As much as I have lambasted Apple so far in this article, I know the company is not so short-sighted that it would let something like this ship. Dozens of experimental prototypes are put through their paces at Apple Park, most of which never see the light of day. This is almost certainly one of those projects, probably to pave the way for the cameras and sensors for future Apple glasses or AirPods. I find those two products to be much more likely to ship than a pendant nobody will wear. Apple’s engineers and C-suite almost certainly are aware of the Ai Pin, and even a company as confident as Apple would never dare play with that fire. This doesn’t feel like an Apple product to me, and this rumor is ridiculous.
The AirPods, planned for as early as this year, have been in development for a while, with Bloomberg News first reporting in early 2024 that Apple was exploring camera-equipped earbuds.
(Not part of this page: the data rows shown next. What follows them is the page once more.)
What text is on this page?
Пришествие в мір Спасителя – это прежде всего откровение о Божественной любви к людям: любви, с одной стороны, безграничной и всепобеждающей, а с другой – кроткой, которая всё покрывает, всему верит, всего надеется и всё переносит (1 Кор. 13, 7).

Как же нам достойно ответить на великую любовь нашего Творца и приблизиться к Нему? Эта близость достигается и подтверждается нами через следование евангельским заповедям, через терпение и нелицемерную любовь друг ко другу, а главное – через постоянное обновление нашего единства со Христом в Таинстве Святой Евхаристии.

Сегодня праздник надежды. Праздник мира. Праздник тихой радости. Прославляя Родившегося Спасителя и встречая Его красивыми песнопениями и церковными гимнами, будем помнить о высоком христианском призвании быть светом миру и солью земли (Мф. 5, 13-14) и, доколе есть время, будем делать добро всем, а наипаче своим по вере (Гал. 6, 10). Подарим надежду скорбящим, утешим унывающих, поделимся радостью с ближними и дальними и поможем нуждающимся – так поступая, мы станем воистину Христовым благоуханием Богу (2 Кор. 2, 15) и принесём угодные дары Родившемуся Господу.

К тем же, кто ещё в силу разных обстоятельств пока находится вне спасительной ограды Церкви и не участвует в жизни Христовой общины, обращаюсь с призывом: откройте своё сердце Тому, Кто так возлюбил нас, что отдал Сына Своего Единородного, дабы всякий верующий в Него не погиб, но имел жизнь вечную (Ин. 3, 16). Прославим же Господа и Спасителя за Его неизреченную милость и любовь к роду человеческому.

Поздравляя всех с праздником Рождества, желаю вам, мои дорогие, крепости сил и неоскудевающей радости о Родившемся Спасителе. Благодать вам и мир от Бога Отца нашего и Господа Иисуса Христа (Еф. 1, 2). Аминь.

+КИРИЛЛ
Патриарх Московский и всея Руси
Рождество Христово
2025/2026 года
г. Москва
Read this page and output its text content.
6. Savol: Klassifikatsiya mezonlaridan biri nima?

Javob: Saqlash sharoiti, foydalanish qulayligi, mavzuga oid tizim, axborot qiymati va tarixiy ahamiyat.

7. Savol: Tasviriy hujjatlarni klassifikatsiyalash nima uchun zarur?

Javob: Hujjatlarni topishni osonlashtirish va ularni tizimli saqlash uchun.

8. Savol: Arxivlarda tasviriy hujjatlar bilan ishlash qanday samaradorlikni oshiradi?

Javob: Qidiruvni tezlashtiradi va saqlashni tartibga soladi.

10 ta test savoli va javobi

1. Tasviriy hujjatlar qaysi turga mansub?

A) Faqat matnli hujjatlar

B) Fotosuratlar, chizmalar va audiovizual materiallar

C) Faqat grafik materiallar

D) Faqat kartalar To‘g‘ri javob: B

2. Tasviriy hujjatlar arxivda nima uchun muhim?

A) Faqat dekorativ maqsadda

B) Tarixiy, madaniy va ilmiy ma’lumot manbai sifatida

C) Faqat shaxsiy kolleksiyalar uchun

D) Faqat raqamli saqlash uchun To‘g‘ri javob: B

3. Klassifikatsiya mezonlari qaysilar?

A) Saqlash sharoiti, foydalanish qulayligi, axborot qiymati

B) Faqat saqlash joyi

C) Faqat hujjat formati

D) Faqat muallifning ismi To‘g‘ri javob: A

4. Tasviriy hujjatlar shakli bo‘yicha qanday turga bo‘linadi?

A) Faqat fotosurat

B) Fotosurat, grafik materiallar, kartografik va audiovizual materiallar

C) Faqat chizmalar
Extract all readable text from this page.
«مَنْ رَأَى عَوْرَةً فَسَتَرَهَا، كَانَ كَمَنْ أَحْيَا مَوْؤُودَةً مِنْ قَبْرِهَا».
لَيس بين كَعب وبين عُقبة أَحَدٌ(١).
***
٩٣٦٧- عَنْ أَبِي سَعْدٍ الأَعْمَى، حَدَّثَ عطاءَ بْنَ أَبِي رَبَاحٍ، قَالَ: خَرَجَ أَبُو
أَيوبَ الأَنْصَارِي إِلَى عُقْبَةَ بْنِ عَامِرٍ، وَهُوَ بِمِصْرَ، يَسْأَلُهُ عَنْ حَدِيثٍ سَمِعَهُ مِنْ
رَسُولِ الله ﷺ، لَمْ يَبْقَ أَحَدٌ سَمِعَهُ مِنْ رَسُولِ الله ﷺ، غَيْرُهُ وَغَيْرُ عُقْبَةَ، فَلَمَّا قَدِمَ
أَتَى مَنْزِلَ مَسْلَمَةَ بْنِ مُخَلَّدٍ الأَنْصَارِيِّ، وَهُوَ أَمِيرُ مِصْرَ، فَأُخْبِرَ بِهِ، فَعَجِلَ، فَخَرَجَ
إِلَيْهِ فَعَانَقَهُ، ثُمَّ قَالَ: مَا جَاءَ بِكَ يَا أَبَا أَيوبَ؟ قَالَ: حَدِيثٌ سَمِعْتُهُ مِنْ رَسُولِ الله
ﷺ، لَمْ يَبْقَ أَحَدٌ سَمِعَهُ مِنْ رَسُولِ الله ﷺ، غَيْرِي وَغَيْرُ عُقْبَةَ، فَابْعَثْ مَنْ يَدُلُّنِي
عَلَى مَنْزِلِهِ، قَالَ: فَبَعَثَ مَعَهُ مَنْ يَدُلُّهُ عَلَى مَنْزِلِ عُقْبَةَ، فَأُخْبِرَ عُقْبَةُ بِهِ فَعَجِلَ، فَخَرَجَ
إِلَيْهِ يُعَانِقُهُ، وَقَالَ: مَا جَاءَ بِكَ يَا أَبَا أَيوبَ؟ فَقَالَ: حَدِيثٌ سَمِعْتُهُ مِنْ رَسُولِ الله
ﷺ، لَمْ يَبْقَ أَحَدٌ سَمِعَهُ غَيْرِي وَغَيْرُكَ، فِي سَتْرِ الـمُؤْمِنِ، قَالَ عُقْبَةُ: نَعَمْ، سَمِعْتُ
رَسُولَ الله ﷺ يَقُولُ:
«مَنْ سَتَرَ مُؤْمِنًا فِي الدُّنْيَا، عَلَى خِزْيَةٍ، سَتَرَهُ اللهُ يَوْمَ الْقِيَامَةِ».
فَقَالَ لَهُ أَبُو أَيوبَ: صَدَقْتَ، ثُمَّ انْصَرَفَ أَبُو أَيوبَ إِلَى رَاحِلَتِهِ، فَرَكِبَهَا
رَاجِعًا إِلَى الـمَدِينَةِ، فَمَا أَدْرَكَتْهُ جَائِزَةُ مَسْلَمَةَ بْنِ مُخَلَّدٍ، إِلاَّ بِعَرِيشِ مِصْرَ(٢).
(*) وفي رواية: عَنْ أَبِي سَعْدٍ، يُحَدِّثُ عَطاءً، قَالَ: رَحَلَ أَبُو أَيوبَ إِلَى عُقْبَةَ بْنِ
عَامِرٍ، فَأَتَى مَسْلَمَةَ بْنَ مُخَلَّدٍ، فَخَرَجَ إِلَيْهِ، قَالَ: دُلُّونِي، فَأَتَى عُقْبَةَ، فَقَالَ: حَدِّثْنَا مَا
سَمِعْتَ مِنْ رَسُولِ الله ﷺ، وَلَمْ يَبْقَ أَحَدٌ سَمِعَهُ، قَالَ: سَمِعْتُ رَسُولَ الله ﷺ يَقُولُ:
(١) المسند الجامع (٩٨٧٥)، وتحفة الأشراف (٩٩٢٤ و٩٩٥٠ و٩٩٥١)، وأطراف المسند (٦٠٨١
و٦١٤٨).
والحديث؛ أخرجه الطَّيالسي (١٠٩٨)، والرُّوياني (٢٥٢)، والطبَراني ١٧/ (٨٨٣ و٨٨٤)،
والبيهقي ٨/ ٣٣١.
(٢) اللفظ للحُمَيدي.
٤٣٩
The company has steadily added AI features to the product, including a new live-translation mode introduced last year.
These AirPods are probably the only product people will buy, and for good reason: people love AirPods. They’re a great product with very few faults, and for the most part, people love the new AirPods Pro 3. I have no reason to believe cameras would change that. But back to the central question I posed at the beginning of this diatribe: What AI will these products run? These cameras would be side-mounted on a user’s head, requiring sophisticated machine learning to analyze one’s surroundings and feed them to a multimodal AI model. I have no confidence that a company so deficient in AI research can make products like the ones Gurman proposes anytime in the next five years. That’s an absurd proposition.
Apple has an AI problem, but if Gurman is to be believed, it appears the company has a hardware one, too. This is a ridiculous rumor from a company that must come to terms with its institutional priorities. Does it want to sit out the AI race entirely and focus on the iPhone and Mac — which is a decent choice at this point! — or does it want to try? And if it chooses the latter path, does it have the leadership equipped to guide it through the tumult?